Trotz des harten Einschnitts sind Sie dem Fußball immer treu geblieben. Hatten Sie auch einmal darüber nachgedacht, dem Fußball gänzlich den Rücken zu kehren?

Engels: Tatsächlich noch nie. Wenn ich mir einrede, ich hätte keine Lust mehr auf Fußball, dauert es vielleicht zwei Tage und schon kribbeln die Füße wieder. Ich wurde im Nachwuchsleistungszentrum großgezogen und der Fußball wird immer ein Teil von mir bleiben.

Wenn Sie auf Ihren bisherigen Weg zurückblicken: Was hätten Sie im Nachhinein anders gemacht?

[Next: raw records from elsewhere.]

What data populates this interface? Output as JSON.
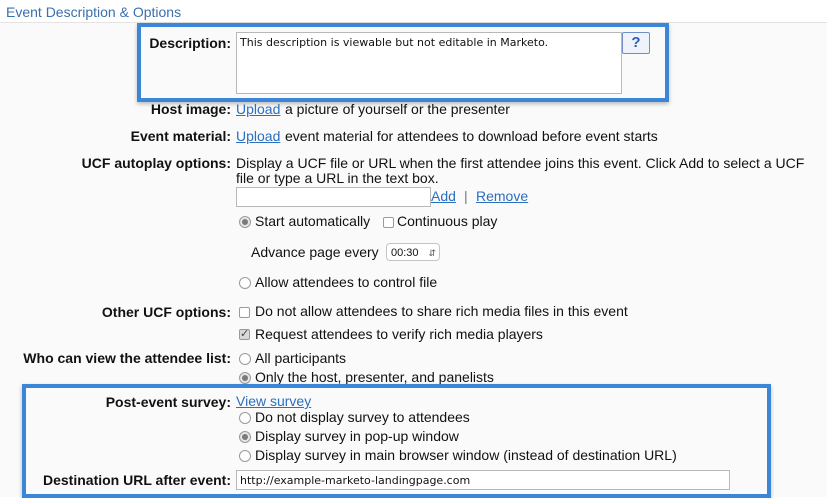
{
  "section": {
    "title": "Event Description & Options"
  },
  "description": {
    "label": "Description:",
    "value": "This description is viewable but not editable in Marketo.",
    "help_label": "?"
  },
  "host_image": {
    "label": "Host image:",
    "link": "Upload",
    "text": "a picture of yourself or the presenter"
  },
  "event_material": {
    "label": "Event material:",
    "link": "Upload",
    "text": "event material for attendees to download before event starts"
  },
  "ucf_autoplay": {
    "label": "UCF autoplay options:",
    "text_line1": "Display a UCF file or URL when the first attendee joins this event. Click Add to select a UCF",
    "text_line2": "file or type a URL in the text box.",
    "add": "Add",
    "separator": "|",
    "remove": "Remove",
    "start_auto": "Start automatically",
    "continuous": "Continuous play",
    "advance_label": "Advance page every",
    "advance_value": "00:30",
    "allow_control": "Allow attendees to control file"
  },
  "other_ucf": {
    "label": "Other UCF options:",
    "no_share": "Do not allow attendees to share rich media files in this event",
    "verify": "Request attendees to verify rich media players"
  },
  "attendee_list": {
    "label": "Who can view the attendee list:",
    "all": "All participants",
    "only_host": "Only the host, presenter, and panelists"
  },
  "survey": {
    "label": "Post-event survey:",
    "link": "View survey",
    "opt1": "Do not display survey to attendees",
    "opt2": "Display survey in pop-up window",
    "opt3": "Display survey in main browser window (instead of destination URL)"
  },
  "destination": {
    "label": "Destination URL after event:",
    "value": "http://example-marketo-landingpage.com"
  },
  "colors": {
    "section_title": "#3a6fb0",
    "link": "#2a6fc0",
    "highlight_border": "#3b86d8"
  }
}
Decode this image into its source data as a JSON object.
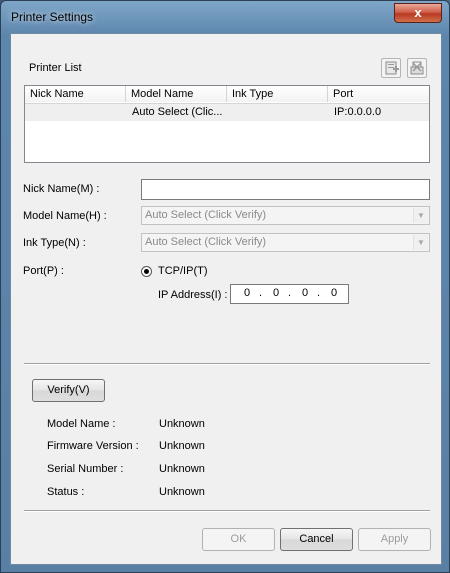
{
  "window": {
    "title": "Printer Settings",
    "close_glyph": "x"
  },
  "printer_list": {
    "label": "Printer List",
    "columns": [
      "Nick Name",
      "Model Name",
      "Ink Type",
      "Port"
    ],
    "rows": [
      {
        "nick_name": "",
        "model_name": "Auto Select (Clic...",
        "ink_type": "",
        "port": "IP:0.0.0.0"
      }
    ],
    "icons": [
      "add-printer-icon",
      "delete-printer-icon"
    ]
  },
  "form": {
    "nick_name_label": "Nick Name(M) :",
    "nick_name_value": "",
    "model_name_label": "Model Name(H) :",
    "model_name_value": "Auto Select (Click Verify)",
    "ink_type_label": "Ink Type(N) :",
    "ink_type_value": "Auto Select (Click Verify)",
    "port_label": "Port(P) :",
    "port_option": "TCP/IP(T)",
    "ip_label": "IP Address(I) :",
    "ip_octets": [
      "0",
      "0",
      "0",
      "0"
    ]
  },
  "verify": {
    "button_label": "Verify(V)",
    "info": [
      {
        "label": "Model Name :",
        "value": "Unknown"
      },
      {
        "label": "Firmware Version :",
        "value": "Unknown"
      },
      {
        "label": "Serial Number :",
        "value": "Unknown"
      },
      {
        "label": "Status :",
        "value": "Unknown"
      }
    ]
  },
  "buttons": {
    "ok": "OK",
    "cancel": "Cancel",
    "apply": "Apply"
  },
  "colors": {
    "titlebar": "#5d86ad",
    "close": "#c6452d",
    "dialog_bg": "#f0f0f0"
  }
}
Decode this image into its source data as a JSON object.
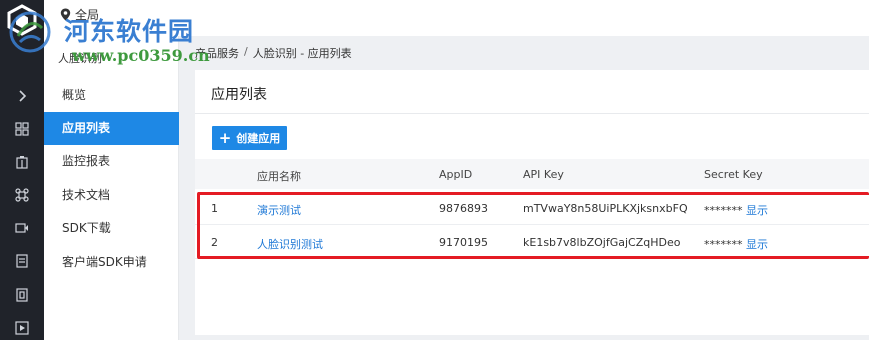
{
  "topbar": {
    "location_label": "全局"
  },
  "watermark": {
    "site_name": "河东软件园",
    "site_url": "www.pc0359.cn"
  },
  "sidebar": {
    "title": "人脸识别",
    "items": [
      {
        "label": "概览"
      },
      {
        "label": "应用列表"
      },
      {
        "label": "监控报表"
      },
      {
        "label": "技术文档"
      },
      {
        "label": "SDK下载"
      },
      {
        "label": "客户端SDK申请"
      }
    ]
  },
  "breadcrumb": {
    "items": [
      "产品服务",
      "人脸识别 - 应用列表"
    ],
    "separator": "/"
  },
  "main": {
    "title": "应用列表",
    "create_button_label": "创建应用",
    "table": {
      "headers": [
        "应用名称",
        "AppID",
        "API Key",
        "Secret Key"
      ],
      "rows": [
        {
          "index": "1",
          "name": "演示测试",
          "app_id": "9876893",
          "api_key": "mTVwaY8n58UiPLKXjksnxbFQ",
          "secret_mask": "*******",
          "show_label": "显示"
        },
        {
          "index": "2",
          "name": "人脸识别测试",
          "app_id": "9170195",
          "api_key": "kE1sb7v8lbZOjfGajCZqHDeo",
          "secret_mask": "*******",
          "show_label": "显示"
        }
      ]
    }
  },
  "colors": {
    "accent": "#1e88e5",
    "rail": "#20232a",
    "highlight": "#e41b23"
  }
}
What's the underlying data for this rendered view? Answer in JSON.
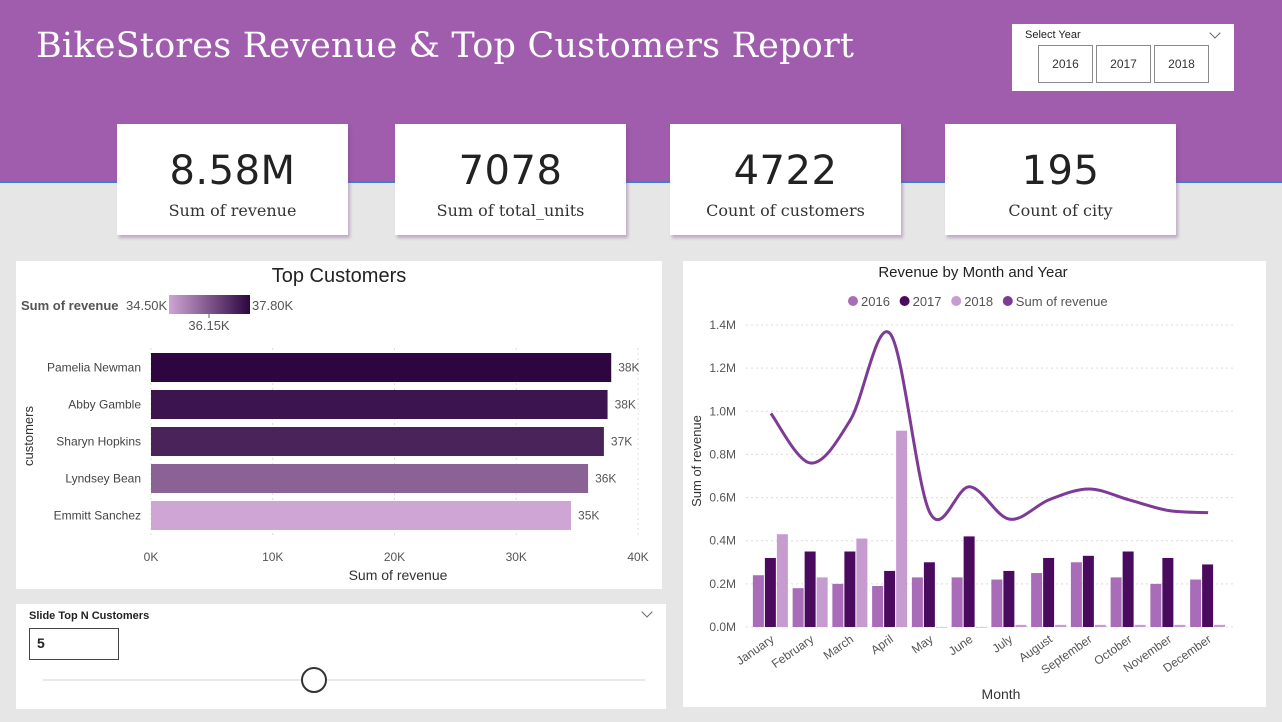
{
  "header": {
    "title": "BikeStores Revenue & Top Customers Report"
  },
  "year_slicer": {
    "title": "Select Year",
    "options": [
      "2016",
      "2017",
      "2018"
    ]
  },
  "kpis": [
    {
      "value": "8.58M",
      "label": "Sum of revenue"
    },
    {
      "value": "7078",
      "label": "Sum of total_units"
    },
    {
      "value": "4722",
      "label": "Count of customers"
    },
    {
      "value": "195",
      "label": "Count of city"
    }
  ],
  "topn_slicer": {
    "title": "Slide Top N Customers",
    "value": "5",
    "level_fraction": 0.45
  },
  "colors": {
    "header_bg": "#a05dad",
    "gradient_min": "#cfa5d6",
    "gradient_max": "#2d0640",
    "c2016": "#a86cb8",
    "c2017": "#4a0b5e",
    "c2018": "#c59bd0",
    "line": "#7e3b96"
  },
  "chart_data": [
    {
      "type": "bar",
      "orientation": "horizontal",
      "title": "Top Customers",
      "xlabel": "Sum of revenue",
      "ylabel": "customers",
      "legend": {
        "title": "Sum of revenue",
        "min_label": "34.50K",
        "mid_label": "36.15K",
        "max_label": "37.80K"
      },
      "categories": [
        "Pamelia Newman",
        "Abby Gamble",
        "Sharyn Hopkins",
        "Lyndsey Bean",
        "Emmitt Sanchez"
      ],
      "values": [
        37800,
        37500,
        37200,
        35900,
        34500
      ],
      "data_labels": [
        "38K",
        "38K",
        "37K",
        "36K",
        "35K"
      ],
      "xlim": [
        0,
        40000
      ],
      "xticks": [
        "0K",
        "10K",
        "20K",
        "30K",
        "40K"
      ],
      "grid": true
    },
    {
      "type": "bar+line",
      "title": "Revenue by Month and Year",
      "xlabel": "Month",
      "ylabel": "Sum of revenue",
      "legend_position": "top",
      "categories": [
        "January",
        "February",
        "March",
        "April",
        "May",
        "June",
        "July",
        "August",
        "September",
        "October",
        "November",
        "December"
      ],
      "series": [
        {
          "name": "2016",
          "kind": "bar",
          "values": [
            0.24,
            0.18,
            0.2,
            0.19,
            0.23,
            0.23,
            0.22,
            0.25,
            0.3,
            0.23,
            0.2,
            0.22
          ]
        },
        {
          "name": "2017",
          "kind": "bar",
          "values": [
            0.32,
            0.35,
            0.35,
            0.26,
            0.3,
            0.42,
            0.26,
            0.32,
            0.33,
            0.35,
            0.32,
            0.29
          ]
        },
        {
          "name": "2018",
          "kind": "bar",
          "values": [
            0.43,
            0.23,
            0.41,
            0.91,
            0.0,
            0.0,
            0.01,
            0.01,
            0.01,
            0.01,
            0.01,
            0.01
          ]
        },
        {
          "name": "Sum of revenue",
          "kind": "line",
          "values": [
            0.99,
            0.76,
            0.96,
            1.36,
            0.53,
            0.65,
            0.5,
            0.59,
            0.64,
            0.59,
            0.54,
            0.53
          ]
        }
      ],
      "ylim": [
        0,
        1.4
      ],
      "yticks": [
        "0.0M",
        "0.2M",
        "0.4M",
        "0.6M",
        "0.8M",
        "1.0M",
        "1.2M",
        "1.4M"
      ],
      "y_unit": "millions",
      "grid": true
    }
  ]
}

Engels: Könnte ich noch einmal entscheiden, wäre ich damals zu Borussia Dortmund oder einem anderen größeren Klub gewechselt, denn am Ende zählt immer der Lebenslauf. In meinem Jahrgang spielten damals beim BVB Christian Pulisic, Felix Passlack und Dzenis Burnic. Das Team hat drei Deutsche Meisterschaften geholt und im Nachhinein wäre ich gerne ein Teil davon gewesen.